「iPhone」の安全を支えてきた「App Store」(右)。サイドローディングは、その信頼を揺るがしかねない
「iPhone」の安全を支えてきた「App Store」(右)。サイドローディングは、その信頼を揺るがしかねない

 日本政府による「モバイル・エコシステムに関する競争評価」についてご存じでしょうか。子どもたちも利用する「iPhone」や「iPad」にリスクが生じる法案が可決されるかもしれません。

 スマホやタブレットといったモバイル端末は、モバイルOS、Webブラウザー/アプリストア、Webサービス/アプリの3つのレイヤーで構成されています。土台となるモバイルOSは、iOS(アップル)とAndroid(グーグル)のほぼ独占状態となっています。政府は、両社のモバイルエコシステムが他社の参入を難しくしており、デジタル市場の競争関係における構造的な課題だとして、デジタル市場競争本部を設置して競争評価を行っています。

 2023年6月に提示された「モバイル・エコシステムに関する競争評価最終報告(案)」では、アプリストア関係の対応として、「アプリ代替流通経路の容認を求めること」を挙げています。「App Store」や「Playストア」以外のアプリストアやWebサイトからもアプリをダウンロードできるように義務付ける方針です。これは一般的に、サイドローディングと呼ばれる仕組みです。Androidはもともとサイドローディングに対応しているため、実質的に政府が求めているのはiOSでの対応です。

※「モバイル・エコシステムに関する競争評価最終報告(案)」()

 この最終報告(案)に対し、アップルは以下のような公式声明を出しています。「Appleは、私たちが事業を展開するすべての市場において、イノベーション、雇用創出、競争のエンジンとなっていることを誇りに思います。日本だけでも、iOSアプリの経済は約100万人の雇用を支え、大小のデベロッパーが世界中の顧客にアプローチすることを可能にしています。私たちは、本報告書に記載された多くの提言に謹んで反対します。これらの提言は、Appleのエコシステムがアプリ開発者の方々に利益をもたらし、消費者にプライバシーとセキュリティを保護する選択肢を提供しているアップルの仕組みを危機的な状況に追い込むものです。私たちは、これらの懸念に対処するため、これからも建設的にかかわり続けていきます」。

子どもの安全を第一に

 App Storeのアプリは、アップルによって厳正に審査されています。そのためアプリがiPhoneやiPadに対して不正な動きをすることはなく、セキュリティが守られます。また、アプリストアが一元化されているため、ユーザーはレビューを見てアプリの内容を判断できます。
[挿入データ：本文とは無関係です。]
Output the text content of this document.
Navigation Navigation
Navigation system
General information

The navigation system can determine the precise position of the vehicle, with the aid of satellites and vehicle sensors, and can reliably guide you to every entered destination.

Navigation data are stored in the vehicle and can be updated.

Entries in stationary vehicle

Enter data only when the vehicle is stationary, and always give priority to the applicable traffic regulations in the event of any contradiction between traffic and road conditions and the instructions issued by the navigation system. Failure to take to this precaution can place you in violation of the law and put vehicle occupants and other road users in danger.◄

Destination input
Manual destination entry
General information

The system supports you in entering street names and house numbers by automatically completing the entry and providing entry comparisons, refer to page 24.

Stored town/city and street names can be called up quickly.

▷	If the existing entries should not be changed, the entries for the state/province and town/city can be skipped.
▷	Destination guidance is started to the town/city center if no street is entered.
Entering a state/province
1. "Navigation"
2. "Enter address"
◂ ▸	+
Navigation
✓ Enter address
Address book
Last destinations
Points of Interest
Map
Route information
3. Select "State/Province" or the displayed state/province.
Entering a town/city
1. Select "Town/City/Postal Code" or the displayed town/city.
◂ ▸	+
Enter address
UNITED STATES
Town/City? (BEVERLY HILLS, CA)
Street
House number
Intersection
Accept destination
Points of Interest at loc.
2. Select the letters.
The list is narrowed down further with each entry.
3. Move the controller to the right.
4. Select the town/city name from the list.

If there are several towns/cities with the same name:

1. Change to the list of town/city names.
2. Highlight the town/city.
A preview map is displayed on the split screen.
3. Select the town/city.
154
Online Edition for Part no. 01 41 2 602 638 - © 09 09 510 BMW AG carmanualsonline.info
 しかし、サイドローディングにより判断がつかず、怪しいアプリをインストールしてしまった場合、常に持ち歩くモバイル端末から継続的に情報を取得されたり、保存している個人情報を盗まれたりする危険性があります。GIGAスクール構想でiPadを配布している学校でもサイドローディング対応が必要となるかもしれません。

 最終報告(案)にはパブリックコメントが全559件寄せられています。アプリ代替流通経路により、ペアレンタルコントロールやフィルタリングで制御できない抜け穴ができてしまうのではないか、青少年保護の仕組みがますます分かりづらくなるなどの懸念が見られます。

 これまで、「安全だから」という理由でiPhoneやiPadを持たせていたご家庭も多いでしょう。規制を一度緩めてしまえば、元に戻すことはできません。政府には国民に寄り添った対応を求めます。

出典:日経パソコン、2023年12月11日号、同名コラムより
記事は執筆時の情報に基づいており、現在では異なる場合があります。